陰謀うずまくファンシーショップ

exa(疋田あたる)

第1話

 とあるファンシーショップにて。

 その日、入荷されたばかりのアニマルキーホルダー二体は、別々のコーナーに並べられていた。


『こちらクロネコ、こちらクロネコ。どこに置かれてんだ、シバイヌ? どうぞ』


 一体のアニマルキーホルダー、クロネコ(サバゲー仕様)は、肩に縫い付けられたトランシーバーで、もう一体に呼びかけた。

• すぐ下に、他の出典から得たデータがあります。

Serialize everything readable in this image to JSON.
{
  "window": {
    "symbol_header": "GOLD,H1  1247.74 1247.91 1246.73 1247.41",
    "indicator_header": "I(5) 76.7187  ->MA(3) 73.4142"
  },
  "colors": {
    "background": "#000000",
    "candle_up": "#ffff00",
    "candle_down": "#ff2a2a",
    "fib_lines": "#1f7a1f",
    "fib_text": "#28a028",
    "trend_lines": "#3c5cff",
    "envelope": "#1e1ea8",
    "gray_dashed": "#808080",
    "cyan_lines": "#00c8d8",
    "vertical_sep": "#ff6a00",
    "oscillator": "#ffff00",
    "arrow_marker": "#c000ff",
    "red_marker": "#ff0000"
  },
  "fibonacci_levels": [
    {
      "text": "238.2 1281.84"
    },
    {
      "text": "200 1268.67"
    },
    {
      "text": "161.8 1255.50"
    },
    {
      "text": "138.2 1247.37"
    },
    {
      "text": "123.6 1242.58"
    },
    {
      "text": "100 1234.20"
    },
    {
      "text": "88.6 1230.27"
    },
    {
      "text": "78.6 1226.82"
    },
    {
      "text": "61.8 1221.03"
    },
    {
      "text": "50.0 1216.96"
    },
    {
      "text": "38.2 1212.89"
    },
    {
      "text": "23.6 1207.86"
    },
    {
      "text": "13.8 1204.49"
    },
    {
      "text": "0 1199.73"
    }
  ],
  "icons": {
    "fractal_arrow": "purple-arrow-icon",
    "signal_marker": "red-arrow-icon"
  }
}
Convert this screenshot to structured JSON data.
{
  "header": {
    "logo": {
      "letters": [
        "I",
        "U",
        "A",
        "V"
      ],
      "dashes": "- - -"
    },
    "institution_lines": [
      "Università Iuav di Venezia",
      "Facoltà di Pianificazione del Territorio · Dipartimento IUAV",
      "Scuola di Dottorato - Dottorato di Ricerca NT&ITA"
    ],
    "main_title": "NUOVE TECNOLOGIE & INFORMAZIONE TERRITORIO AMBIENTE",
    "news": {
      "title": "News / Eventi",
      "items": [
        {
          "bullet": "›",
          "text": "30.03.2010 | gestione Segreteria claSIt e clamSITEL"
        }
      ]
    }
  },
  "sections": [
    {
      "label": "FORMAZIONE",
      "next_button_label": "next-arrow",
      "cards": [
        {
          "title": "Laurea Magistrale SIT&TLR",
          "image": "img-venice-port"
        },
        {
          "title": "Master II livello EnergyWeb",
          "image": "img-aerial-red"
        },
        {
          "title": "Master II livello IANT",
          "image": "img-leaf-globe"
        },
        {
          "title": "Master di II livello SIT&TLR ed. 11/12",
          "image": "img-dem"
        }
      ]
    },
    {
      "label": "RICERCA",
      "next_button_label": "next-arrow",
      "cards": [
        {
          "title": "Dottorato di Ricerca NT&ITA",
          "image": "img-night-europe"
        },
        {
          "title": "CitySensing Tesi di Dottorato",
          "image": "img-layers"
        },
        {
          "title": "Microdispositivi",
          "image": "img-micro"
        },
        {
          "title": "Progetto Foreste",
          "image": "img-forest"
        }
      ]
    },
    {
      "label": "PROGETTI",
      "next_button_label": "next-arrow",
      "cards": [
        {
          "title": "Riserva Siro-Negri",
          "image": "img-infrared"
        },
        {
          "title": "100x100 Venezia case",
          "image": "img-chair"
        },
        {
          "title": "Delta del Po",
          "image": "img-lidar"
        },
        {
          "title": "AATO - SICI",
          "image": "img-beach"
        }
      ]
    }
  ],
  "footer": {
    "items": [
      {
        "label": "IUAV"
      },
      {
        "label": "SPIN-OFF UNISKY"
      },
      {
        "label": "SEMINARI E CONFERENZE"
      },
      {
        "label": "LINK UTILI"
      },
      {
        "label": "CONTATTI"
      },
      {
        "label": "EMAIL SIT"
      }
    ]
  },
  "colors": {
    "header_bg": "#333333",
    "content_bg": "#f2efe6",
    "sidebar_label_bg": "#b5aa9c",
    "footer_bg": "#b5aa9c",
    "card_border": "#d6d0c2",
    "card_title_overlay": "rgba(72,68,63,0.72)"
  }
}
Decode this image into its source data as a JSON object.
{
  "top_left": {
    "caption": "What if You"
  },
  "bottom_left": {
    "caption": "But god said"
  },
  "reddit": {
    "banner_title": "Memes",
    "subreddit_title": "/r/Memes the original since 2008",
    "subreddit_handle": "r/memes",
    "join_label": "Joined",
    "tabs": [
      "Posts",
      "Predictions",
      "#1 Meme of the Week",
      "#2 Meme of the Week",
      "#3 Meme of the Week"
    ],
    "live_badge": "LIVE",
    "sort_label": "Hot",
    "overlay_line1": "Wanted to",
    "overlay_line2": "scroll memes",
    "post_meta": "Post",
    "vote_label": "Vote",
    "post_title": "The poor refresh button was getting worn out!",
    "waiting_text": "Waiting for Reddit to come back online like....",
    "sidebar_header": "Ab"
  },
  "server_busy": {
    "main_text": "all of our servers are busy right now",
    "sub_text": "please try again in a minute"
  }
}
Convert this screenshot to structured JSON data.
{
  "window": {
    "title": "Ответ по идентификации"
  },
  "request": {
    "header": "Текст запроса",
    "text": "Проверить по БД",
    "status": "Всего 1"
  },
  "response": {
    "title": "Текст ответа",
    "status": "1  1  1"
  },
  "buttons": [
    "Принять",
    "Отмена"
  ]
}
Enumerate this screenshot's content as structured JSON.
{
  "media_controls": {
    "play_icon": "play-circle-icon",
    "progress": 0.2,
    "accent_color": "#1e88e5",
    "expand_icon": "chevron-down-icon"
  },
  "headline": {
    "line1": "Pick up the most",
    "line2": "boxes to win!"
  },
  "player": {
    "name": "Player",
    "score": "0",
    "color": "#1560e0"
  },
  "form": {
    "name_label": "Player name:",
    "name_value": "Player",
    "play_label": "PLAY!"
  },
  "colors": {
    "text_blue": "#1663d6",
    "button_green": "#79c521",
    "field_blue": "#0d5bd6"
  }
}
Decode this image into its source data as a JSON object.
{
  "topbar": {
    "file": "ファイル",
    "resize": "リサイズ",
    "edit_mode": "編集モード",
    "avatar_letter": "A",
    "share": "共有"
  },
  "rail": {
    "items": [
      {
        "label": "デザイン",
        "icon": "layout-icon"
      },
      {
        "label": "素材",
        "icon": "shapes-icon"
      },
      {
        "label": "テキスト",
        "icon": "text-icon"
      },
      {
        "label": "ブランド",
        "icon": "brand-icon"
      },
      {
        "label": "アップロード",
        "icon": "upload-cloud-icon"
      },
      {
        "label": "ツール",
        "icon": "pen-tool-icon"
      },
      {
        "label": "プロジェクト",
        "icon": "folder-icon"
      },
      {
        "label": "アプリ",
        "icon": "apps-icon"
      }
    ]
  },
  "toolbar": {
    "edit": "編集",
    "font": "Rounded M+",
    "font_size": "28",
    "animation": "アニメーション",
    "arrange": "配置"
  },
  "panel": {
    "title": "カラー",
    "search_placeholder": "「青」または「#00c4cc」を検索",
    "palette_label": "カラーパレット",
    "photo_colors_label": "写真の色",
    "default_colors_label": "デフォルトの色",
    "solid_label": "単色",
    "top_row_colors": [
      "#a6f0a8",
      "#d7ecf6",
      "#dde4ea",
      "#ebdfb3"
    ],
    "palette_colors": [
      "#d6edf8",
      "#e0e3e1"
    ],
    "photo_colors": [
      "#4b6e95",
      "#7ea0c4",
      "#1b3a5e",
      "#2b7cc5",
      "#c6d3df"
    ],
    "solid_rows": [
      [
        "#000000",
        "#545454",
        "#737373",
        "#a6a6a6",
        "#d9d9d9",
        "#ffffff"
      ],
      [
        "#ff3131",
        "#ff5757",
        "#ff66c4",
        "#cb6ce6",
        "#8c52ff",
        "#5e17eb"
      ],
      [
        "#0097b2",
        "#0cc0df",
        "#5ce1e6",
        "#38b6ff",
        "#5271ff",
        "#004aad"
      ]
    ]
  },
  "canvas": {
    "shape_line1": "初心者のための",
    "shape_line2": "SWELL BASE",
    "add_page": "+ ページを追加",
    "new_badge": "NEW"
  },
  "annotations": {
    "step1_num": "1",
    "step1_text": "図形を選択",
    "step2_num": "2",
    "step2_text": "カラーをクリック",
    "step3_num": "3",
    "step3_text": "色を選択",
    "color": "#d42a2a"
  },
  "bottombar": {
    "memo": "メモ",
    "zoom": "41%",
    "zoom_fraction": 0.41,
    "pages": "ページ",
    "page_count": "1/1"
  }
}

『こちらシバイヌです! えっと、まわりはみんな犬型のぬいぐるみばっかりです。どうぞ!』


 姿の見えないシバイヌ(警備員仕様)の答えを聞いて、クロネコはむっとする。


『ここの店員はぼんくらだ。俺たちは隣同士に並べられるべきなのに。イヌ、ネコの違いで分けて置くなんて』

『そっ! そうですよね! クロネコさんが隣にいないとさみしいのに』


 シバイヌの声にクロネコはあわてた。


『シリーズものだからだ! 別にさみしくなんかない!』


 ぴしゃり、言われたシバイヌの『クゥ〜ン』とさみしげな声がトランシーバーから聞こえて、クロネコはせき払いした。


『とにかく! 俺たちは隣に並んでるべきなんだ』

『そ、そうですよね!』

『そのためには、俺とお前が同じやつに買ってもらう必要がある』

『そうですね!』


 元気よく答えたシバイヌの声に、キラキラした目を思い出しながらクロネコが続けようとしたとき。

 クロネコの上に影が落ちた。


「……このネコさん、宮くんみたい」


 つぶやいた女の子が、やさしい手つきでクロネコを包み込む。


『や、やめろやめろ! 俺はお前に買われるわけにはいかないんだ!』


 クロネコが叫ぶけれど、ひとにぬいぐるみの声は届かない。

 そのとき。


『わわわ! ダメです、お兄さん! ダメです! 私はクロネコさんといっしょにいたいから、あなたに買われちゃダメなんですー!』


 トランシーバー越しにシバイヌの声が聞こえて、クロネコは絶望した。


『そんな……俺たち、バラバラに買われるなんて』

『クロネコさぁん……』


 シバイヌの泣きそうな声に、とぼけた顔が思い浮かんでクロネコも泣きたくなった。

 けれど。


「宮くん!」

「なんだ、市田か」


 クロネコを抱えた女の子と、レジ前でばったり会ったのは黒髪でちょっと目つきの鋭い男の子。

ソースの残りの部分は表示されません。